Before watching her new fourth-grade teacher swim in the 2016 Paralympic Games, Angelique Gomez was thinking about giving up on piano.
"You have to try and try and try, and it's a lot to learn," she said about playing the instrument.
But if there is one thing that Angelique and her classmates at Bollman Bridge Elementary have learned from watching Cortney Jordan compete in Rio de Janeiro, it is perseverance.
"They're not necessarily able to do everything that we can do, like yesterday we watched some swimming and some people couldn't get out of the pool by themselves. But they could swim," said fourth-grader Grace Haber. "It shows that those people have a lot of determination."
Jordan, who was born with cerebral palsy, doesn't have use of her left leg and her left arm is weaker than her right. That didn't stop the Henderson, Nev., native from swimming her way to eight medals in the past two Paralympic games.
"She tries her best at everything," Angelique said of the teacher she has not met yet.
Jordan was hired by Howard County Public School System on Aug. 25 and departed for the 2016 Games before school started on Aug. 28. Her math co-teacher, Olga Lloyde, is teaching her students in her absence and has been broadcasting Jordan's races and other Paralympics events during class.
"This is a great opportunity for the kids and for us all," Lloyde said. "I believe that when you let your light shine, you give permission to others for their light to shine. It's just breaking down barriers for all people, for everyone to realize that you do have access to greatness, despite anything."
Friday morning, the students watched their teacher swim in the semifinals of the 100-meter freestyle race. They chanted, "Jordan! Jordan!" in rhythmic unison, chanting faster and faster as the competitors neared the finish. Quiet took over the room before the results were announced.
Jordan had taken third place and would move onto the finals later that afternoon. The students jumped up in their chairs, cheering and clapping.
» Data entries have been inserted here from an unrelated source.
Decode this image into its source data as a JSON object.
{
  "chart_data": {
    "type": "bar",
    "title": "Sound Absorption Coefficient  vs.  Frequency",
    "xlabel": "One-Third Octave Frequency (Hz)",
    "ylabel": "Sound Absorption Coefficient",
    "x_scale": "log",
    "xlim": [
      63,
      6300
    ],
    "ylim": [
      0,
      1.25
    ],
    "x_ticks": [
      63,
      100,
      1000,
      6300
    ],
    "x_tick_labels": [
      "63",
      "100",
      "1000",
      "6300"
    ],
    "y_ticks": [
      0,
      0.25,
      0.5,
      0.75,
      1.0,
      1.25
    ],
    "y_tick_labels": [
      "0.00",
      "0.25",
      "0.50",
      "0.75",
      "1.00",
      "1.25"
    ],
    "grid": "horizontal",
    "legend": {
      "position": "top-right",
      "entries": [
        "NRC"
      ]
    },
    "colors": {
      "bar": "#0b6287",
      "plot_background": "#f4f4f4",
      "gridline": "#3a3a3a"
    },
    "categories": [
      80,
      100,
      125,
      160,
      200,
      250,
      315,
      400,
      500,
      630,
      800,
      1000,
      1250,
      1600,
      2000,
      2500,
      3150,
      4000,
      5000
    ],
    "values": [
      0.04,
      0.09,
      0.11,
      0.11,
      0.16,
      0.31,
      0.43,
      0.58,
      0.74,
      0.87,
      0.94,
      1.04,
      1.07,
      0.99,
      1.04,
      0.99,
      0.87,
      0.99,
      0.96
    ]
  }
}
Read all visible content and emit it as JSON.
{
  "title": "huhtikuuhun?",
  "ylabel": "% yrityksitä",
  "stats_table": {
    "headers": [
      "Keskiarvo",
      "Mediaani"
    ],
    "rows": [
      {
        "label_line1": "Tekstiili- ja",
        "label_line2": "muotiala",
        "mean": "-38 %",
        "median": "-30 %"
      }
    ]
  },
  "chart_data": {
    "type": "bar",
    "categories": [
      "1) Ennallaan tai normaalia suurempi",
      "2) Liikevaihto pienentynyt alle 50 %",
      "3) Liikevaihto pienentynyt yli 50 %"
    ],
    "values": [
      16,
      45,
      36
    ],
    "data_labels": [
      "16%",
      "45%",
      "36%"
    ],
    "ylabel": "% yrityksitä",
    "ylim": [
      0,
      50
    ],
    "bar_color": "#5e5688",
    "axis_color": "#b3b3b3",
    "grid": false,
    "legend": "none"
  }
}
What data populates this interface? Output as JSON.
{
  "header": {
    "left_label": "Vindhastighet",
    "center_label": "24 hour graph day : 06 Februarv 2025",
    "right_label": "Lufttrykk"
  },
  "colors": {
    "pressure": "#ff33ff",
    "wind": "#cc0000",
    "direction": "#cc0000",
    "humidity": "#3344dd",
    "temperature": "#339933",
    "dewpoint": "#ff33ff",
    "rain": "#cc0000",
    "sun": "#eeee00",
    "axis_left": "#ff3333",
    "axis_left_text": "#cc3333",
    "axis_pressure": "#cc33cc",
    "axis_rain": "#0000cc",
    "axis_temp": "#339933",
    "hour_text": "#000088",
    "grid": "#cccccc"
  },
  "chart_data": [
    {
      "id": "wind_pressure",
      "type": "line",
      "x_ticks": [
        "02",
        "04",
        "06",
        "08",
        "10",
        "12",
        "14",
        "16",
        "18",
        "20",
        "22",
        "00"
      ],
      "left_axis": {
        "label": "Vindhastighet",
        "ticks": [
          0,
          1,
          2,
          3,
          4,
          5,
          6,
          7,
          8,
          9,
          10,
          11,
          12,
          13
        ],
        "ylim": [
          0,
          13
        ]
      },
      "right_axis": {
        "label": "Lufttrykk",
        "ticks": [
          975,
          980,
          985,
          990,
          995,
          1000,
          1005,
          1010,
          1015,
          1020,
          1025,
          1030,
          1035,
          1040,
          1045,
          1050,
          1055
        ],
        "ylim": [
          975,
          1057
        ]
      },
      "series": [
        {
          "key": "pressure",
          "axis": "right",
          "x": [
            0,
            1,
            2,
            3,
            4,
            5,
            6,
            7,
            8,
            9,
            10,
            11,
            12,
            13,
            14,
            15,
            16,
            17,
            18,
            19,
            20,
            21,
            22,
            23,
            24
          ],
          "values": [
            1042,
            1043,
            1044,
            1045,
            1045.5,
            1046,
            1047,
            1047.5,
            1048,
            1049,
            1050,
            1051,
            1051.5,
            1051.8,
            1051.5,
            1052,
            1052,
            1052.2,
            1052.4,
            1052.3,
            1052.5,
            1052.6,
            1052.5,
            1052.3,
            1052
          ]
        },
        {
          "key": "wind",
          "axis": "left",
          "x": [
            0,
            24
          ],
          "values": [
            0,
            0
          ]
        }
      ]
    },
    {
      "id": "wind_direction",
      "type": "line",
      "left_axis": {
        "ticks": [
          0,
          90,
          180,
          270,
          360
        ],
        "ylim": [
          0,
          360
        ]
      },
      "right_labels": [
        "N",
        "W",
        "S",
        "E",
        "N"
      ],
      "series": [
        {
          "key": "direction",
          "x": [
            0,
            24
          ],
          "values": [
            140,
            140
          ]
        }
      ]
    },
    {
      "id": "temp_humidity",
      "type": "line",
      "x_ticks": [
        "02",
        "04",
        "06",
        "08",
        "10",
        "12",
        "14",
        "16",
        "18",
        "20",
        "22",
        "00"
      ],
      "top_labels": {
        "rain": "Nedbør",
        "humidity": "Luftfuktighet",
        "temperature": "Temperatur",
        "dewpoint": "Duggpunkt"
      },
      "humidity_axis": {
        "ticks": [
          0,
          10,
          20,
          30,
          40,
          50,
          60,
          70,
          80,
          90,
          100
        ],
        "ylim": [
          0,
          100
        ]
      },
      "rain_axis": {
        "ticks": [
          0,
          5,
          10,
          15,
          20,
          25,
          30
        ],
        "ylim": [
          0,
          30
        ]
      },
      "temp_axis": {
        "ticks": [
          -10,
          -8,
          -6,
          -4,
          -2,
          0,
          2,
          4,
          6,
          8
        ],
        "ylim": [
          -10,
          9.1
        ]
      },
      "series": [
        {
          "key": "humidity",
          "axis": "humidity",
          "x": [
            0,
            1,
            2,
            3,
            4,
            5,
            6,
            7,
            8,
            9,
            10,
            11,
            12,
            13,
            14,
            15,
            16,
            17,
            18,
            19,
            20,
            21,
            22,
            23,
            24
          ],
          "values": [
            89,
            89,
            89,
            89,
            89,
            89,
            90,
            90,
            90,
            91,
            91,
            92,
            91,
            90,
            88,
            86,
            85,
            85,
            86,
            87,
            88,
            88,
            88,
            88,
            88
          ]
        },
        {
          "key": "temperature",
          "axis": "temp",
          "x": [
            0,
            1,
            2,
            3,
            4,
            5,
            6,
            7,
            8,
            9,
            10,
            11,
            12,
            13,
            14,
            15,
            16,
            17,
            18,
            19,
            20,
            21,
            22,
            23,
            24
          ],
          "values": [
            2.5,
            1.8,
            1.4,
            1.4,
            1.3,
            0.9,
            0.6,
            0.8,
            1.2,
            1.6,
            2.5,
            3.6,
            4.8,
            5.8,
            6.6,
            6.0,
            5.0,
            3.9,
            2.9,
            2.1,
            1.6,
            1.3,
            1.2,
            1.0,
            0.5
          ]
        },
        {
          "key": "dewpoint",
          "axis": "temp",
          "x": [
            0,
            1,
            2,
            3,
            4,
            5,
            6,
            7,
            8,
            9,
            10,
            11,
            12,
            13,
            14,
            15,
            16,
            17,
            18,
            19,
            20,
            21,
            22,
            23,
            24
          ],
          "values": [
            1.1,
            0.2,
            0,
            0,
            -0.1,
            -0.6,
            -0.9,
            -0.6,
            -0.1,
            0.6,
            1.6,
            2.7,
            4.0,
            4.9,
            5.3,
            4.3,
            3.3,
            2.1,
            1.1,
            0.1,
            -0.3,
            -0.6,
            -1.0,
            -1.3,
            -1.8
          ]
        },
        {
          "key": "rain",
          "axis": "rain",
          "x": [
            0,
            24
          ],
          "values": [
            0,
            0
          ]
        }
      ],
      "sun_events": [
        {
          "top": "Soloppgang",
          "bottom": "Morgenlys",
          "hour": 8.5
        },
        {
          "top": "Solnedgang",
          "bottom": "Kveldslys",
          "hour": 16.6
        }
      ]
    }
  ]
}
"It makes me feel like I have no excuse to follow my dreams or to follow the things that I want to do," Lloyde told the class afterward. "It makes me feel excuseless."
Lloyde asked the students what they had learned from watching Jordan.
"That it must be harder to get into the Paralympics than it is to get into the Olympics, because the [Paralympians] have to get past something that they might find difficult and frustrating," said fourth-grader William Hancock.
Student Jayden Dixon said he learned that people who have disabilities "can do the same things that other people can do."
Jordan, who moved to Baltimore from Colorado three years ago to train with a Loyola University coach, went on to win silver in the 100-meter freestyle event on Friday afternoon. She had won two silver medals and a bronze medal earlier that week.